There is not a single weak note in "Smoke". It is perhaps the best fusion of reggae and jazz of the more recent era. To be more precise, it is actually ska and "samba rock", a very jazzy form of Brazilian pop music from the 1960s. This dictates the structure: Ska-Offbeats lay the steady basis for jazz groves that float freely over it, for swearing-in wind melodies and funky organ playing. The contrast between the stiff beat on the one hand and the free play of the melody instruments on the other hand makes the incomparable appeal. Everything is of course crystal clear produced and virtuosically mixed. (Source: review dubblog.de).
With the fourth album of the Dutch Early Reggae Sensation, the band is breaking new ground! In addition to the typical upsession reggae and ska sound, there are also some Calypso numbers to be heard here. And if that weren't enough they have invited the reggae and dub old master Lee Scratch Perry as support, who enriches the album with brisk sayings and toastings. Unlimited purchase recommendation for every reggae fan!
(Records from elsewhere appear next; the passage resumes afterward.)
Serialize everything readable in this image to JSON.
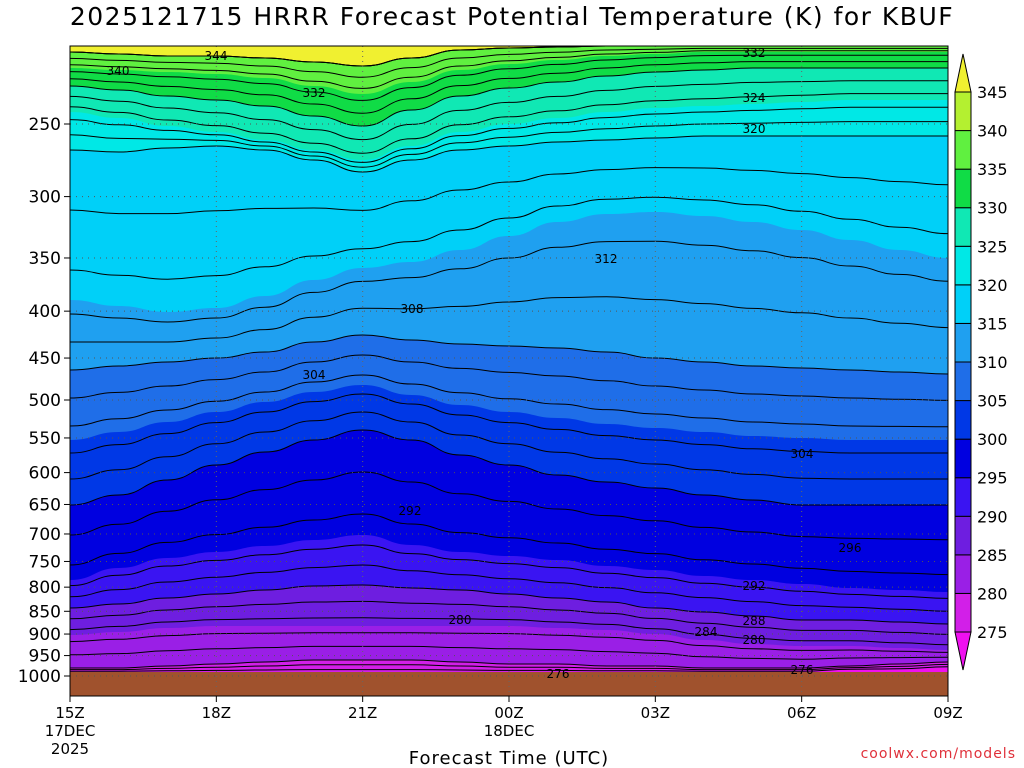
{
  "chart_data": {
    "type": "heatmap",
    "title": "2025121715 HRRR Forecast Potential Temperature (K) for KBUF",
    "xlabel": "Forecast Time (UTC)",
    "ylabel": "",
    "x_ticks": [
      {
        "label": "15Z",
        "sub": [
          "17DEC",
          "2025"
        ],
        "hour": 0
      },
      {
        "label": "18Z",
        "sub": [],
        "hour": 3
      },
      {
        "label": "21Z",
        "sub": [],
        "hour": 6
      },
      {
        "label": "00Z",
        "sub": [
          "18DEC"
        ],
        "hour": 9
      },
      {
        "label": "03Z",
        "sub": [],
        "hour": 12
      },
      {
        "label": "06Z",
        "sub": [],
        "hour": 15
      },
      {
        "label": "09Z",
        "sub": [],
        "hour": 18
      }
    ],
    "xlim": [
      0,
      18
    ],
    "ylim_hpa": [
      1000,
      200
    ],
    "y_ticks": [
      250,
      300,
      350,
      400,
      450,
      500,
      550,
      600,
      650,
      700,
      750,
      800,
      850,
      900,
      950,
      1000
    ],
    "colorbar": {
      "levels": [
        275,
        280,
        285,
        290,
        295,
        300,
        305,
        310,
        315,
        320,
        325,
        330,
        335,
        340,
        345
      ],
      "colors": [
        "#f010f0",
        "#d21fe8",
        "#9a1fe6",
        "#6e1ee0",
        "#3a14f2",
        "#0000e0",
        "#0038e6",
        "#1f6ee8",
        "#1fa0f0",
        "#00d0f8",
        "#00e8e6",
        "#10e8b4",
        "#10dc46",
        "#60f040",
        "#b4f030",
        "#f0f030"
      ]
    },
    "contour_labels": [
      "344",
      "340",
      "332",
      "332",
      "324",
      "320",
      "312",
      "308",
      "304",
      "304",
      "296",
      "292",
      "292",
      "288",
      "284",
      "280",
      "280",
      "276",
      "276"
    ],
    "ground_fill": "#a0522d"
  },
  "watermark": "coolwx.com/models"
}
The Caroloregians are the sister troupe of the magnificent Moon Invaders, the core of both bands is identical, but the Caroloregians do without blowers and orientthemselves to early reggae and classics like the Upsetters or Harry J. Allstars. Just over half of the tunes consist of the instrumental pieces that were often played at that time, of course with a dominant Hammond organ and, as usual in boss reggae, quite decent tempo. And Fat Is Back is also quite funky. There are also a handful of vocalcuts, sung in the Southern Soul twang of New Orleans-born Matt Hardison. Fat Is Back is fun without end and shows a band that adheres quite strictly to the Boss Reggae rule, but builds all sorts of inductions so subtly that it is a single joy.
The title of the disc is the program: skinhead reggae with the usual dominant organ and a certain feverish nervousness and hustle and bustle, which already 40 years ago made records like "Funky Kingston", "Battle Axe" or "Funky Chicken" classics. The Belgians perfect their sound on their now third record and thus emancipate themselves from their largely identical brother band, the MOON INVADERS. Bee-industrious as they are, they have put together an all-round successful package of tradition, as Lee Perry's Upsetters could hardly have done better, back then. And as with the predecessor "Pum Pum Hotel" again a simply beautiful cover.